TBW, T, BIL and ALT were the covariates that displayed a significant influence on CL according to the final regression model: CL (L/h) = 10.4(TBW/70)3/4 x e(-0.00032 T) x e(-0.057 BIL) x (1 - 0.079 ALT). With this model, the estimates of the coefficients of variation were 24.3% and 29.5% for interpatient variability in CL and residual variability, respectively.
The proposed model for tacrolimus CL can be applied for a priori dosage calculations, although the results should be used with caution because of the unexplained variability in the CL. We therefore recommended close monitoring of tacrolimus whole blood concentrations, especially within the first months of treatment. The best use of the model would be its application in dosage adjustment based on therapeutic drug monitoring and the Bayesian approach.

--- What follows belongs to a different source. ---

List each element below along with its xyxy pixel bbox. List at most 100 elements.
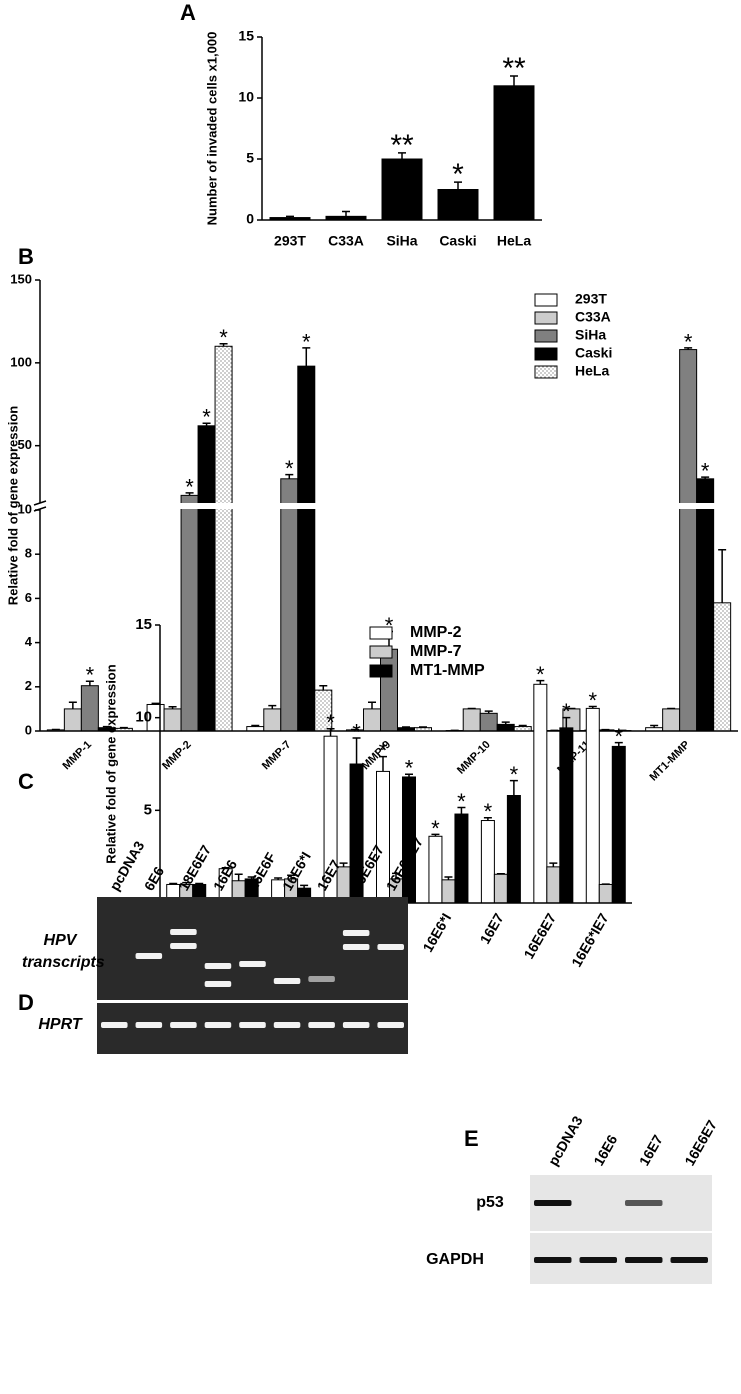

分析协变量对从环孢素转换为他克莫司的小儿肝移植受者他克莫司表观清除率(CL)的影响。
回顾性建模研究。
18名儿童,13名女孩和5名男孩,年龄4个月至16岁(中位数9.1岁),因急性或慢性排斥反应或环孢素毒性而需要转换为他克莫司。
使用来自治疗药物监测的287个全血他克莫司浓度建立他克莫司表观清除率的非线性混合效应群体模型(NONMEM程序)。考虑的变量包括年龄、总体重(TBW)、体表面积(BSA)、治疗开始后的时间(T)、性别、血细胞比容(Hct)、白蛋白(Alb)、天冬氨酸转氨酶(AST)、丙氨酸转氨酶(ALT)、γ-谷氨酰转肽酶(γGT)、碱性磷酸酶(ALP)、胆红素(BIL)、肌酐清除率(CL(CR))和同时使用的皮质类固醇剂量(EST)。
根据最终回归模型,TBW、T、BIL和ALT是对CL有显著影响的协变量:CL(L/h)= 10.4(TBW/70)3/4×e(-0.00032T)×e(-0.057BIL)×(1 - 0.079ALT)。使用该模型,CL的患者间变异性和残差变异性的变异系数估计值分别为24.3%和29.5%。
所提出的他克莫司CL模型可用于先验剂量计算,尽管由于CL中存在无法解释的变异性,结果应谨慎使用。因此,我们建议密切监测他克莫司全血浓度,尤其是在治疗的头几个月内。该模型的最佳用途是基于治疗药物监测和贝叶斯方法将其应用于剂量调整。